The new secret has to be added as staging secret to all nodes in
the anycast set. When all nodes can verify DNS Cookies with the
new secret, the new secret can be activated with the
activate_cookie_secret command. After all nodes have the
new secret active for at least one hour, the previous secret can
be dropped with the drop_cookie_secret command.
Persistence is accomplished by writing to a file which if
configured with the cookie-secret-file option in the server
section of the config file. The default value for that is:
/usr/local/etc/nsd/nsd_cookiesecrets.txt .
- drop_cookie_secret
- Drop the staging cookie secret.
- activate_cookie_secret
- Make the current staging cookie secret active, and the
current active cookie secret staging.
- print_cookie_secrets
- Show the current configured cookie secrets with their status.
The nsd-control program exits with status code 1 on error, 0 on success.
The setup requires a self-signed certificate and private keys for both the
server and client.
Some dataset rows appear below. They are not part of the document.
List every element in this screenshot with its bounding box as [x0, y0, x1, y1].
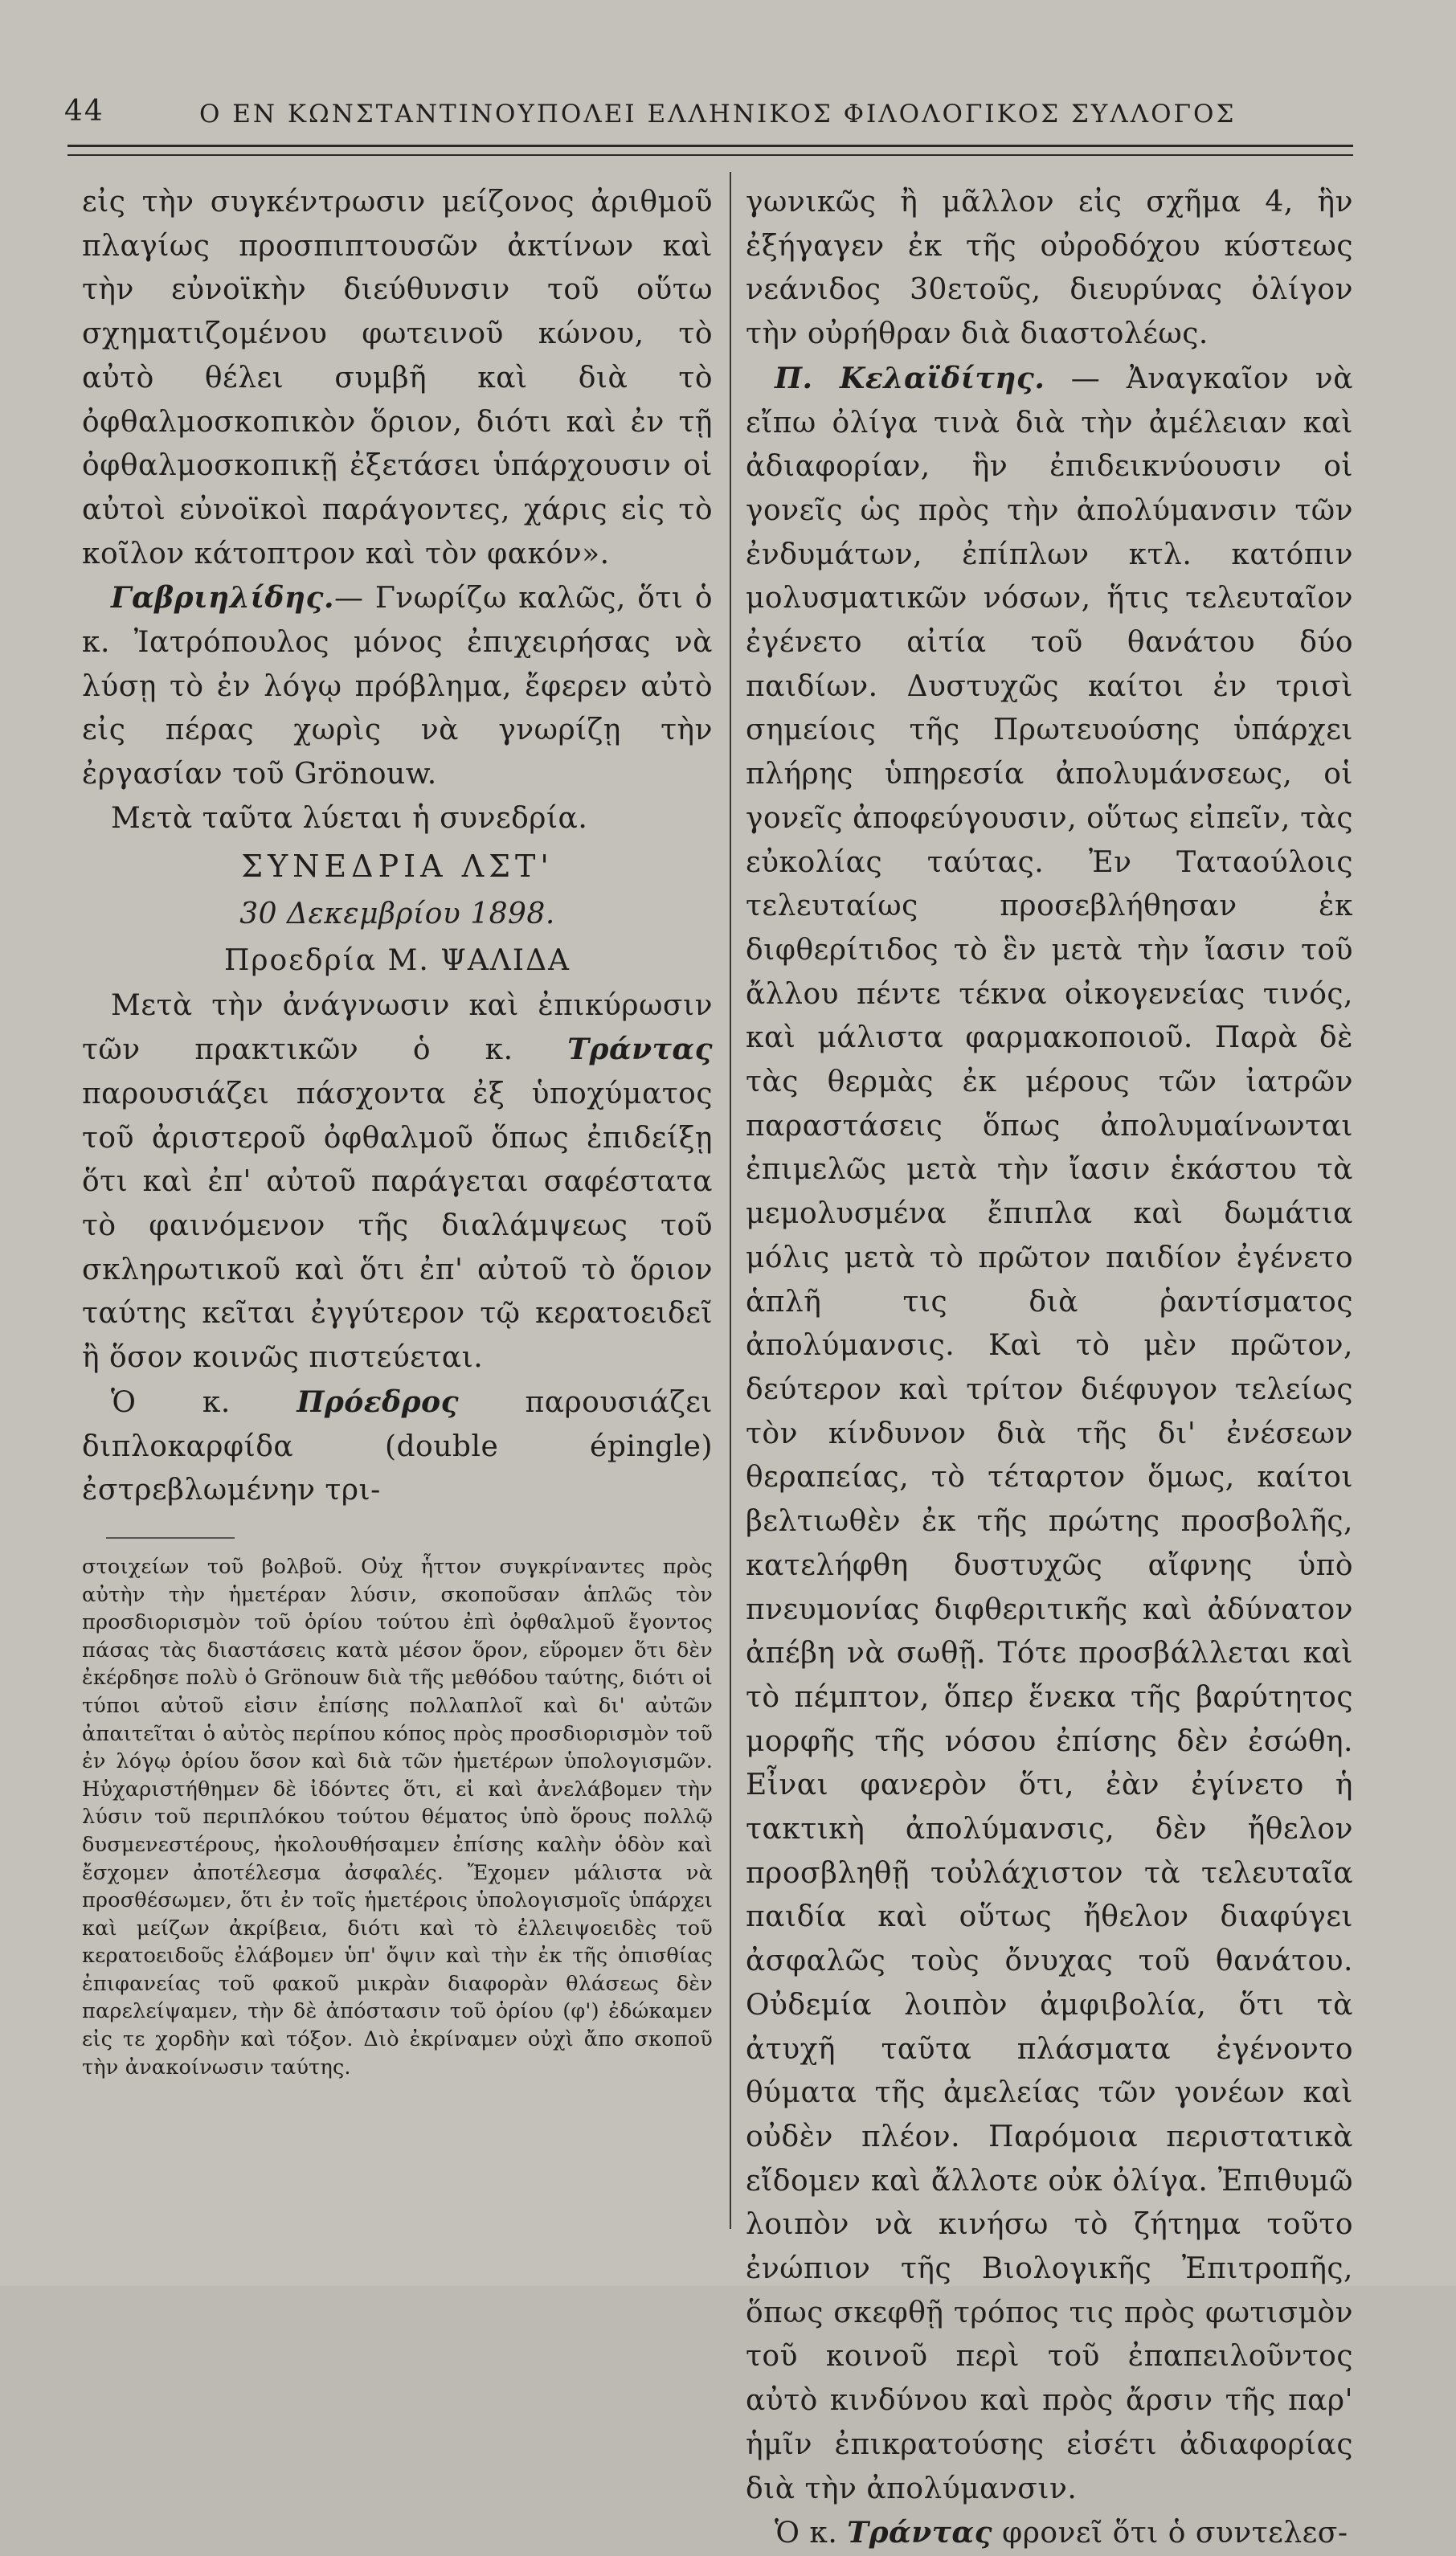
footnote-rule — [106, 1537, 235, 1539]
left-paragraph-1: εἰς τὴν συγκέντρωσιν μείζονος ἀριθμοῦ πλαγίως προσπιπτουσῶν ἀκτίνων καὶ τὴν εὐνοϊκὴν διεύθυνσιν τοῦ οὕτω σχηματιζομένου φωτεινοῦ κώνου, τὸ αὐτὸ θέλει συμβῆ καὶ διὰ τὸ ὀφθαλμοσκοπικὸν ὅριον, διότι καὶ ἐν τῇ ὀφθαλμοσκοπικῇ ἐξετάσει ὑπάρχουσιν οἱ αὐτοὶ εὐνοϊκοὶ παράγοντες, χάρις εἰς τὸ κοῖλον κάτοπτρον καὶ τὸν φακόν». — [82, 186, 713, 570]
header-rule-top — [67, 145, 1353, 147]
right-paragraph-2-text: — Ἀναγκαῖον νὰ εἴπω ὀλίγα τινὰ διὰ τὴν ἀμέλειαν καὶ ἀδιαφορίαν, ἣν ἐπιδεικνύουσιν οἱ γονεῖς ὡς πρὸς τὴν ἀπολύμανσιν τῶν ἐνδυμάτων, ἐπίπλων κτλ. κατόπιν μολυσματικῶν νόσων, ἥτις τελευταῖον ἐγένετο αἰτία τοῦ θανάτου δύο παιδίων. Δυστυχῶς καίτοι ἐν τρισὶ σημείοις τῆς Πρωτευούσης ὑπάρχει πλήρης ὑπηρεσία ἀπολυμάνσεως, οἱ γονεῖς ἀποφεύγουσιν, οὕτως εἰπεῖν, τὰς εὐκολίας ταύτας. Ἐν Ταταούλοις τελευταίως προσεβλήθησαν ἐκ διφθερίτιδος τὸ ἓν μετὰ τὴν ἴασιν τοῦ ἄλλου πέντε τέκνα οἰκογενείας τινός, καὶ μάλιστα φαρμακοποιοῦ. Παρὰ δὲ τὰς θερμὰς ἐκ μέρους τῶν ἰατρῶν παραστάσεις ὅπως ἀπολυμαίνωνται ἐπιμελῶς μετὰ τὴν ἴασιν ἑκάστου τὰ μεμολυσμένα ἔπιπλα καὶ δωμάτια μόλις μετὰ τὸ πρῶτον παιδίον ἐγένετο ἁπλῆ τις διὰ ῥαντίσματος ἀπολύμανσις. Καὶ τὸ μὲν πρῶτον, δεύτερον καὶ τρίτον διέφυγον τελείως τὸν κίνδυνον διὰ τῆς δι' ἐνέσεων θεραπείας, τὸ τέταρτον ὅμως, καίτοι βελτιωθὲν ἐκ τῆς πρώτης προσβολῆς, κατελήφθη δυστυχῶς αἴφνης ὑπὸ πνευμονίας διφθεριτικῆς καὶ ἀδύνατον ἀπέβη νὰ σωθῇ. Τότε προσβάλλεται καὶ τὸ πέμπτον, ὅπερ ἕνεκα τῆς βαρύτητος μορφῆς τῆς νόσου ἐπίσης δὲν ἐσώθη. Εἶναι φανερὸν ὅτι, ἐὰν ἐγίνετο ἡ τακτικὴ ἀπολύμανσις, δὲν ἤθελον προσβληθῇ τοὐλάχιστον τὰ τελευταῖα παιδία καὶ οὕτως ἤθελον διαφύγει ἀσφαλῶς τοὺς ὄνυχας τοῦ θανάτου. Οὐδεμία λοιπὸν ἀμφιβολία, ὅτι τὰ ἀτυχῆ ταῦτα πλάσματα ἐγένοντο θύματα τῆς ἀμελείας τῶν γονέων καὶ οὐδὲν πλέον. Παρόμοια περιστατικὰ εἴδομεν καὶ ἄλλοτε οὐκ ὀλίγα. Ἐπιθυμῶ λοιπὸν νὰ κινήσω τὸ ζήτημα τοῦτο ἐνώπιον τῆς Βιολογικῆς Ἐπιτροπῆς, ὅπως σκεφθῇ τρόπος τις πρὸς φωτισμὸν τοῦ κοινοῦ περὶ τοῦ ἐπαπειλοῦντος αὐτὸ κινδύνου καὶ πρὸς ἄρσιν τῆς παρ' ἡμῖν ἐπικρατούσης εἰσέτι ἀδιαφορίας διὰ τὴν ἀπολύμανσιν. — [746, 362, 1354, 2505]
left-paragraph-4-text-b: παρουσιάζει πάσχοντα ἐξ ὑποχύματος τοῦ ἀριστεροῦ ὀφθαλμοῦ ὅπως ἐπιδείξῃ ὅτι καὶ ἐπ' αὐτοῦ παράγεται σαφέστατα τὸ φαινόμενον τῆς διαλάμψεως τοῦ σκληρωτικοῦ καὶ ὅτι ἐπ' αὐτοῦ τὸ ὅριον ταύτης κεῖται ἐγγύτερον τῷ κερατοειδεῖ ἢ ὅσον κοινῶς πιστεύεται. — [82, 1077, 713, 1375]
left-paragraph-5-text-b: παρουσιάζει διπλοκαρφίδα (double épingle) ἐστρεβλωμένην τρι- — [82, 1385, 714, 1507]
left-paragraph-4-text-a: Μετὰ τὴν ἀνάγνωσιν καὶ ἐπικύρωσιν τῶν πρακτικῶν ὁ κ. — [82, 988, 713, 1067]
header-rule-bottom — [67, 154, 1353, 156]
right-paragraph-3-text-b: φρονεῖ ὅτι ὁ συντελεσ- — [1002, 2517, 1348, 2550]
speaker-name: Τράντας — [567, 1033, 713, 1067]
speaker-name: Π. Κελαϊδίτης. — [775, 361, 1045, 395]
left-paragraph-5 — [82, 1380, 713, 1513]
left-column — [82, 181, 713, 2081]
right-paragraph-3-text-a: Ὁ κ. — [775, 2517, 838, 2550]
left-paragraph-2-text: — Γνωρίζω καλῶς, ὅτι ὁ κ. Ἰατρόπουλος μόνος ἐπιχειρήσας νὰ λύσῃ τὸ ἐν λόγῳ πρόβλημα, ἔφερεν αὐτὸ εἰς πέρας χωρὶς νὰ γνωρίζῃ τὴν ἐργασίαν τοῦ Grönouw. — [82, 582, 713, 791]
left-paragraph-2 — [82, 576, 713, 797]
right-paragraph-2 — [746, 357, 1353, 2511]
speaker-name: Πρόεδρος — [297, 1384, 460, 1419]
page-header — [64, 90, 1350, 135]
left-paragraph-4 — [82, 984, 713, 1380]
left-paragraph-5-text-a: Ὁ κ. — [111, 1385, 231, 1419]
right-column — [746, 181, 1353, 2556]
speaker-name: Γαβριηλίδης. — [111, 581, 335, 615]
column-divider — [730, 172, 731, 2229]
session-title: ΣΥΝΕΔΡΙΑ ΛΣΤ' — [241, 848, 554, 884]
session-chair: Προεδρία Μ. ΨΑΛΙΔΑ — [223, 943, 571, 977]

The script nsd-control-setup generates these in the
default run directory, or with -d in another directory. If you change the
access control permissions on the key files you can decide who can use
nsd-control, by default owner and group but not all users. The script
preserves private keys present in the directory. After running the script as
root, turn on control-enable in nsd.conf.
The stats command shows a number of statistic counters.
- num.queries
- number of queries received (the tls, tcp and udp queries added up).
- serverX.queries
- number of queries handled by the server process. The number of server
processes is set with the config statement server-count.
- time.boot
- uptime in seconds since the server was started. With fractional
seconds.
- time.elapsed
- time since the last stats report, in seconds. With fractional seconds. Can
be zero if polled quickly and the previous stats command resets the
counters, so that the next gets a fully zero, and zero elapsed time,
report.
- size.db.disk
- size of nsd.db on disk, in bytes.
- size.db.mem
- size of the DNS database in memory, in bytes.
- size.xfrd.mem
- size of memory for zone transfers and notifies in xfrd process, excludes
TSIG data, in bytes.
- size.config.disk
- size of zonelist file on disk, excludes the nsd.conf size, in bytes.
- size.config.mem
- size of config data in memory, kept twice in server and xfrd process, in
bytes.
- num.type.X
- number of queries with this query type.
- num.opcode.X
- number of queries with this opcode.
- num.class.X
- number of queries with this query class.
- num.rcode.X
- number of answers that carried this return code.
- num.edns
- number of queries with EDNS OPT.
- num.ednserr
- number of queries which failed EDNS parse.
- num.udp
- number of queries over UDP ip4.
- num.udp6
- number of queries over UDP ip6.
- num.tcp
- number of connections over TCP ip4.
- num.tcp6
- number of connections over TCP ip6.
- num.tls
- number of connections over TLS ip4. TLS queries are not part of
num.tcp.
- num.tls6
- number of connections over TLS ip6. TLS queries are not part of
num.tcp6.
- num.answer_wo_aa
- number of answers with NOERROR rcode and without AA flag, this includes
the referrals.
- num.rxerr
- number of queries for which the receive failed.
- num.txerr
- number of answers for which the transmit failed.
- num.raxfr
- number of AXFR requests from clients (that got served with reply).
- num.truncated
- number of answers with TC flag set.
- num.dropped
- number of queries that were dropped because they failed sanity check.
- zone.master
- number of master zones served. These are zones with no 'request-xfr:'
entries.
- zone.slave
- number of slave zones served. These are zones with 'request-xfr'
entries.
- /usr/local/etc/nsd/nsd.conf
- nsd configuration file.
- /usr/local/etc/nsd
- directory with private keys (nsd_server.key and nsd_control.key) and
self-signed certificates (nsd_server.pem and nsd_control.pem).